I talk a lot during lessons about the importance of a steady rhythm at all gaits. A rhythmic walk, trot and canter are not only more comfortable to ride but they are one of the most very basic keys to having a relaxed and supple horse underneath you who is capable of fun, higher level stuff in any discipline.
Some horses, like our Calypso, seem to have an internal metronome and need very little from their rider to help them maintain a perfect rhythm. Other horses, like Clay and Tia, tend to speed up as they go–especially when they lose their balance, like during circles or whilst changing rein–unless their rider is actively half-halting and re-balancing them.
In this video, you'll see me demonstrating exactly that...every time Clay speeds up, he either receives a half-halt or I transition to the walk or halt. There is a little lateral work now and again to remind him to stay in my outside rein and maintain a nice inside bend. We have a lot of work to do still, but since this video was taken (in August), I'm happy to say that our rhythm as improved a lot and he is more relaxed and "unlocked" through his back than ever before!
So, rhythm can be taught! With patience, time, a million half-halts, and the occasional downward transition when they really start rushing. The goal is to keep the horse's weight rocked back on their hind-end as much as possible. When they get heavy on the forehand (you'll feel it in your hands when they lean on you), that's when they'll want to rush.
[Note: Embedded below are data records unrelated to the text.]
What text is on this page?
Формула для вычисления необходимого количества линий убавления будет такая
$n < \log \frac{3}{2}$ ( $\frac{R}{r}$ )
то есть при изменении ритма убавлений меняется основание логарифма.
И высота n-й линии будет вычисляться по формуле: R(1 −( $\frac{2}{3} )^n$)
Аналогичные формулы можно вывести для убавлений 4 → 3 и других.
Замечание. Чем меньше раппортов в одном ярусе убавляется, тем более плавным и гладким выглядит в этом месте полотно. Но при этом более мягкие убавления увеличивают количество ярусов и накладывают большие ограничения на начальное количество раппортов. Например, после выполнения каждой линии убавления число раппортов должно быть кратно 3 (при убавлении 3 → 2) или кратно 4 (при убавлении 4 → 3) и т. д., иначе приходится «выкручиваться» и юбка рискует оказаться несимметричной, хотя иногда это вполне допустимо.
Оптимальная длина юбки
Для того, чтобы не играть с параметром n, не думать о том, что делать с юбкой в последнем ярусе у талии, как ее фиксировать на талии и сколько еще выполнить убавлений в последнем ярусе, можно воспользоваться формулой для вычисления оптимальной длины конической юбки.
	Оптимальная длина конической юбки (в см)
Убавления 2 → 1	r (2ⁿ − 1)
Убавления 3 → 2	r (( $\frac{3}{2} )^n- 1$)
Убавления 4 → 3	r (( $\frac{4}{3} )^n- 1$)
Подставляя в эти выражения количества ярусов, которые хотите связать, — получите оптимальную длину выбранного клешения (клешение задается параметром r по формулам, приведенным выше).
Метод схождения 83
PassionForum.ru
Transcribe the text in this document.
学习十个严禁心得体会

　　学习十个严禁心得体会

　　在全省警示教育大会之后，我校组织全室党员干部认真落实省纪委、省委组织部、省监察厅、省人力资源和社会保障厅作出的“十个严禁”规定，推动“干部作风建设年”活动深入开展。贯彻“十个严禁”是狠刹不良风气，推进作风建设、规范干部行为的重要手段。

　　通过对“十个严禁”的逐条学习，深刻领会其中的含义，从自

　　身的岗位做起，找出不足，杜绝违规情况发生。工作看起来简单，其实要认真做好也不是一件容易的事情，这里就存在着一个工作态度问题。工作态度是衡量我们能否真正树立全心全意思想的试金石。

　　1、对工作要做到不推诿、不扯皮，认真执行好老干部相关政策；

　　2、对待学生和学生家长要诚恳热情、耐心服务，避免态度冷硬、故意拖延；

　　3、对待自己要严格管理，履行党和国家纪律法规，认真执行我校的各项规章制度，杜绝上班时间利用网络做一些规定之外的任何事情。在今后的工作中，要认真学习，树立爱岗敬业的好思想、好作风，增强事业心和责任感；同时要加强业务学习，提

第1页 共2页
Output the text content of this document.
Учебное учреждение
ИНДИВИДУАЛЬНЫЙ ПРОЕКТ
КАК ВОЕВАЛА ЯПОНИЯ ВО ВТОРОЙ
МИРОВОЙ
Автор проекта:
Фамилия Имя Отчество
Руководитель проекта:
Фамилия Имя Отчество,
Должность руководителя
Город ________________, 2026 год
Throw in a transition there, to rock their weight back again, but be careful to ride the transition correctly (don't just pull on your horse's mouth) or they'll become defensive and even more tense.
With every ride, remember: don't shoot for perfection–reward the "try" in your horse or they will get frustrated and resentful. At the same time, don't accept anything other than their best effort. Otherwise you're just rewarding them for avoiding hard work. This requires you to really know your horse. For instance, last week Clay's best effort was completely different than this week's. He has progressed a lot in one week and I now expect better things from him than I did a week ago.
Working through some of these nit-picky things can be unexpectedly challenging for many horses, so try to keep it positive for both of you for the best progress.